YARMOUTH, Maine — In 2022 a hacker was able to breach the network of Medibank, an Australian-based healthcare provider, and what resulted was the theft of 9.7 million people’s private data for consumption on the internet.

How did this data breach occur? According to reports an IT contractor with access to the passwords and credentials of multiple accounts had malware on their PC, giving bad actors access to Medibank’s systems, an egregious error that could have been prevented if the company had required Multifactor Authentication (MFA), according to the Australian Information Commissioner (AIC).

However, there are some people who challenge that assessment and call for better security through design, like Dan Pinto.

"The traditional mindset around security in many organizations has been focused solely on maximizing protection, often at the expense of user experience,” Pinto said. “The assumption has been that security and convenience are inherently at odds — that you have to sacrifice one to optimize the other. I believe this is an outdated way of thinking.”

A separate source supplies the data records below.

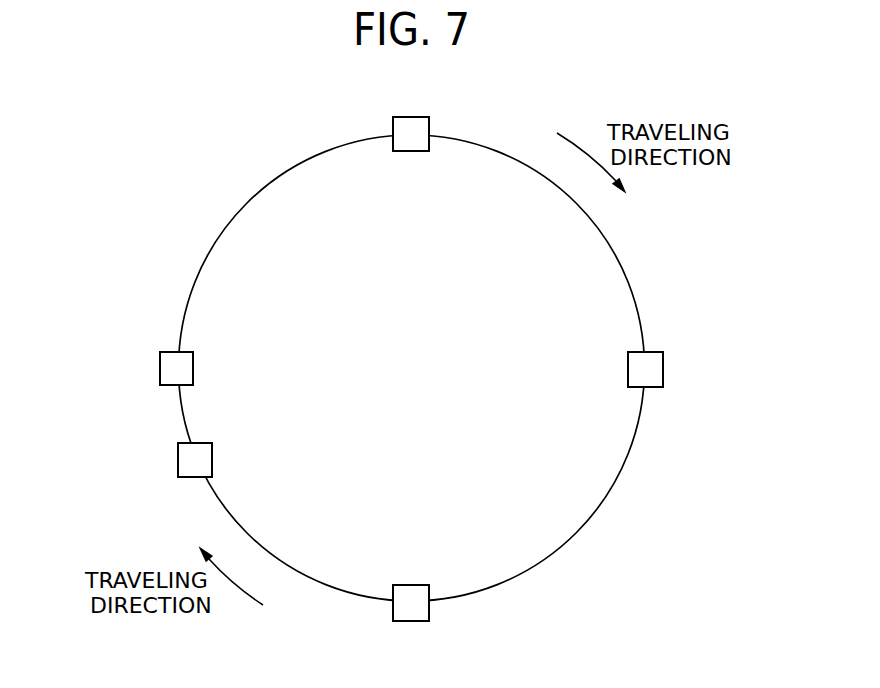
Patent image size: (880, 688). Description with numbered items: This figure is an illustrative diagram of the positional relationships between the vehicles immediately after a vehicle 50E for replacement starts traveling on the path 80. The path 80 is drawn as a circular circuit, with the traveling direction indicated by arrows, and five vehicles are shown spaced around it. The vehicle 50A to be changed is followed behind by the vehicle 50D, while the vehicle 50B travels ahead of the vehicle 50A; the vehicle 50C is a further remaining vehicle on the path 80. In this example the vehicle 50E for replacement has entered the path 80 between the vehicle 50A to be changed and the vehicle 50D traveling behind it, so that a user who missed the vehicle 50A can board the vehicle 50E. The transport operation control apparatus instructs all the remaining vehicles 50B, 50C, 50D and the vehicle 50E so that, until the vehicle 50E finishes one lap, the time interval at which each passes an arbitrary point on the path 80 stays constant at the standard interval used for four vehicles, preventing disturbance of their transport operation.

The path 80 is at (567, 545).
The vehicle to be changed 50A is at (160, 370).
The vehicle traveling ahead of the vehicle to be changed 50B is at (413, 117).
The remaining vehicle 50C is at (663, 368).
The vehicle traveling behind the vehicle to be changed 50D is at (407, 621).
The vehicle for replacement 50E is at (212, 458).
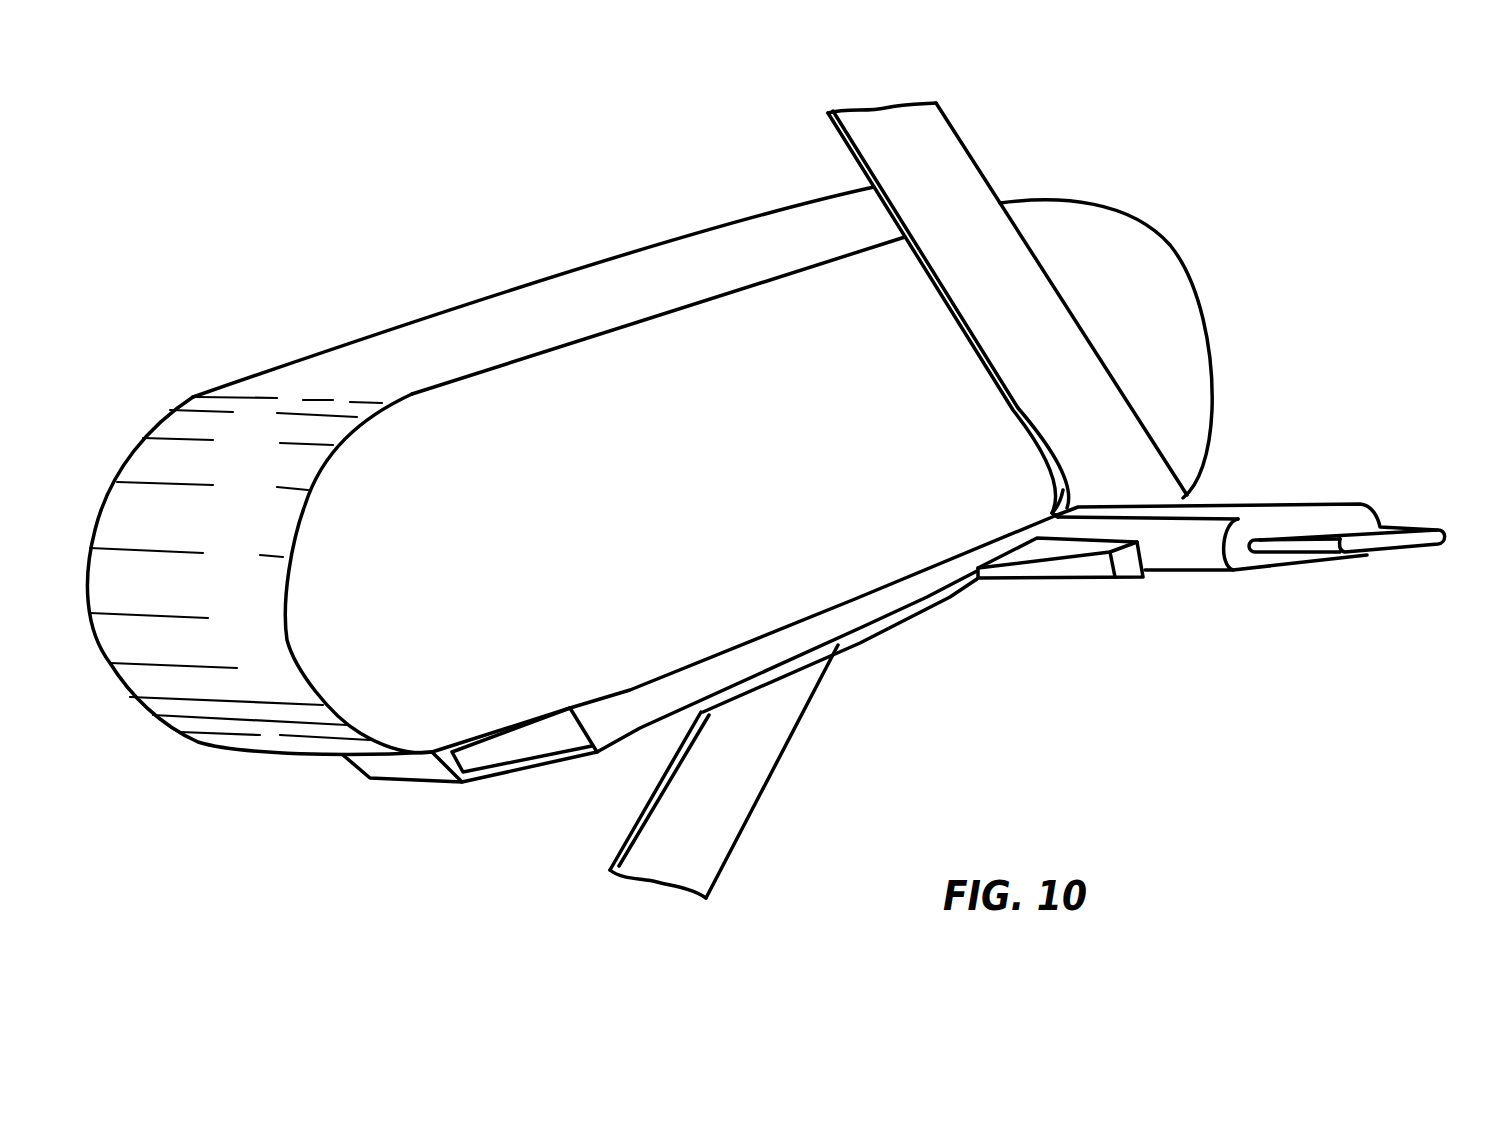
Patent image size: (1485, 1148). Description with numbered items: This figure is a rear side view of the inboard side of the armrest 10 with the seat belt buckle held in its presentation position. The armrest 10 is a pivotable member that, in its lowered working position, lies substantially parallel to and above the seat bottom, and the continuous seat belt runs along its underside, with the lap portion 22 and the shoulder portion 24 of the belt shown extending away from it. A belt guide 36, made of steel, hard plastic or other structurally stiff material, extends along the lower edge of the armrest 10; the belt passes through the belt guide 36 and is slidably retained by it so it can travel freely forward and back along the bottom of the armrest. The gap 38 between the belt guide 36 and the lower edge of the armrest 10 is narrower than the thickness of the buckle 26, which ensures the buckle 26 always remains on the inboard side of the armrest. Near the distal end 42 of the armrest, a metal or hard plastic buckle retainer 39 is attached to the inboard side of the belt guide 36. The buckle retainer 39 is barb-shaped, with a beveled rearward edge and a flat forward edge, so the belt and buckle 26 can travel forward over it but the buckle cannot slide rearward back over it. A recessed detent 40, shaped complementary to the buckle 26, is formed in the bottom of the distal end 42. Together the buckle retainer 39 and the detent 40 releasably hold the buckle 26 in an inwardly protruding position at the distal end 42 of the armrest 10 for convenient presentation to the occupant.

The armrest 10 is at (671, 509).
The lap portion 22 is at (747, 782).
The shoulder portion 24 is at (960, 150).
The buckle 26 is at (1260, 562).
The belt guide 36 is at (512, 768).
The gap 38 is at (495, 737).
The buckle retainer 39 is at (1130, 570).
The recessed detent 40 is at (1049, 501).
The distal end 42 is at (1185, 313).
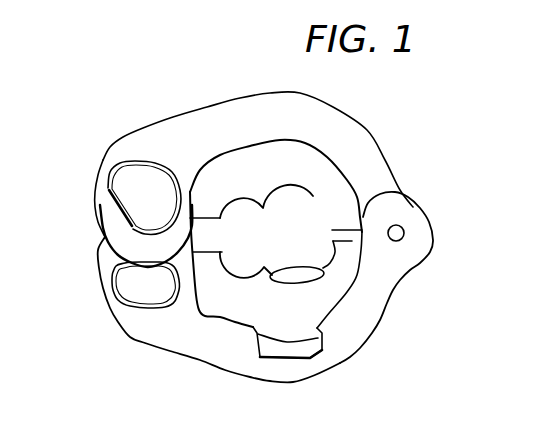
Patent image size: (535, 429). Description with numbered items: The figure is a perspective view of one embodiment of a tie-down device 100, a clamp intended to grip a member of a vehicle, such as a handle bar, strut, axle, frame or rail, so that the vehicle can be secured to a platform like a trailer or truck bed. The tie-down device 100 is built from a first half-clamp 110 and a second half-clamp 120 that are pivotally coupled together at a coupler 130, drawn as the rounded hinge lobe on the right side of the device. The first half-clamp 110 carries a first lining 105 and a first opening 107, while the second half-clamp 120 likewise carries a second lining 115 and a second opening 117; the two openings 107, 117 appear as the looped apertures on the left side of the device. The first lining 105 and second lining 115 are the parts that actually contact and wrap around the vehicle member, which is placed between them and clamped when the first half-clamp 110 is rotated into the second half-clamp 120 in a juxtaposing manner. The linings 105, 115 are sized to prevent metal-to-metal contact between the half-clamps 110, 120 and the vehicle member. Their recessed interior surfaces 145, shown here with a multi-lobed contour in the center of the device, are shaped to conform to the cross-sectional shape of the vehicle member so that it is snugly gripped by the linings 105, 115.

The tie-down device 100 is at (133, 88).
The first lining 105 is at (250, 163).
The first opening 107 is at (137, 188).
The first half-clamp 110 is at (360, 145).
The second lining 115 is at (257, 310).
The second opening 117 is at (130, 278).
The second half-clamp 120 is at (348, 352).
The coupler 130 is at (404, 232).
The recessed interior surfaces 145 is at (313, 196).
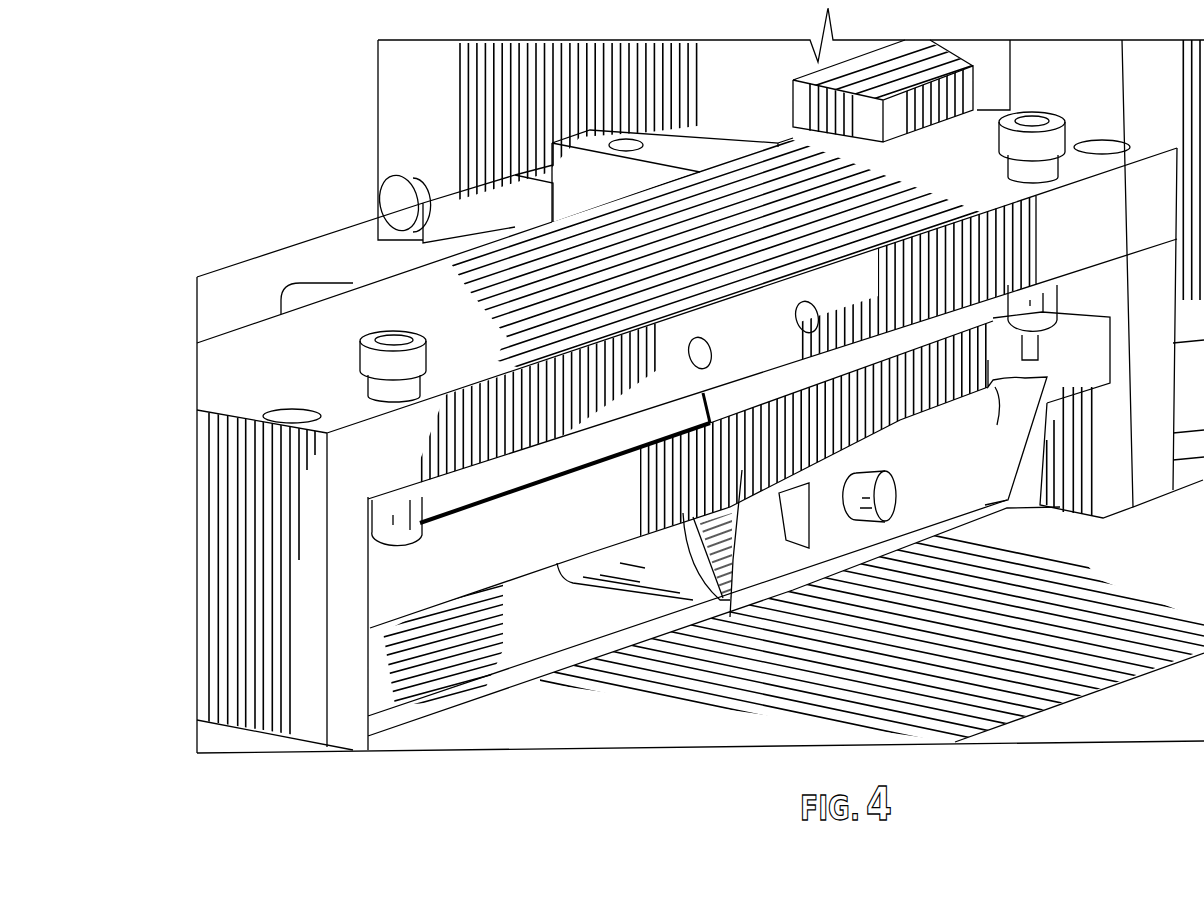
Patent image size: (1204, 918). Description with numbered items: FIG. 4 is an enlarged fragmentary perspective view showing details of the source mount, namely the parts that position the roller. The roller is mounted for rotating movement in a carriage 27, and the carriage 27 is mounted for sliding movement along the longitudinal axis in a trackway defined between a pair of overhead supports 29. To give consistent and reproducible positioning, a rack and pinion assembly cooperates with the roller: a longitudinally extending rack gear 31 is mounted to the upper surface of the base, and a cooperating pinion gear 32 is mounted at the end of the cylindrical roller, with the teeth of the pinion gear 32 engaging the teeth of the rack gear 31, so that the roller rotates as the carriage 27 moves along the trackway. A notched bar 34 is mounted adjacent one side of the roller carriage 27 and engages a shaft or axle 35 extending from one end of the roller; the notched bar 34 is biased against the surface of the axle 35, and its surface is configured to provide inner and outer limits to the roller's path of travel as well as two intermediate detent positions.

Pinto is the CEO and co-founder of Fingerprint, which calls itself the world’s most accurate device identifier. It’s a company that champions helping other companies with their data security and fight the ongoing battle against online fraud. For Pinto, the solution to better security lies in ease of use.

“Users today expect seamless, frictionless experiences,” he said. “Overly burdensome security measures, like frequent two-factor authentication inputs, breed user frustration and disengagement. Poorly implemented security controls like flawed OAuth configurations can directly lead to data breaches, completely undermining the intended security benefits.”

He continues, “Technology leaders need to embrace a ‘secure by design’ mindset, proactively integrating robust security into software design from the beginning in order to enhance user experience, rather than bolting it on as an afterthought. This involves a few key principles:”

1. Prioritize user experience as heavily as you do security. Make them equal design goals, not competing priorities.

2. Leverage modern, intelligent security controls that operate in the background, removing friction for users.

3. Continuously gather user feedback and iterate to strike the optimal balance between protection and convenience.

4. Foster a security-conscious culture internally in both an engaging and empowering way.

5. Some examples include hands-on interactive workshops (instead of passive training videos) and highlighting case studies of security incidents, data breaches, and the human impacts. The key thing is to focus on the lessons learned and preventative measures, not just the scary details.

Pinto concludes that, “With this mindset shift, technology leaders can deliver experiences that delight users while keeping data and systems secure. It's a win-win, not a tradeoff. And it's essential for staying competitive in today's experience-driven landscape."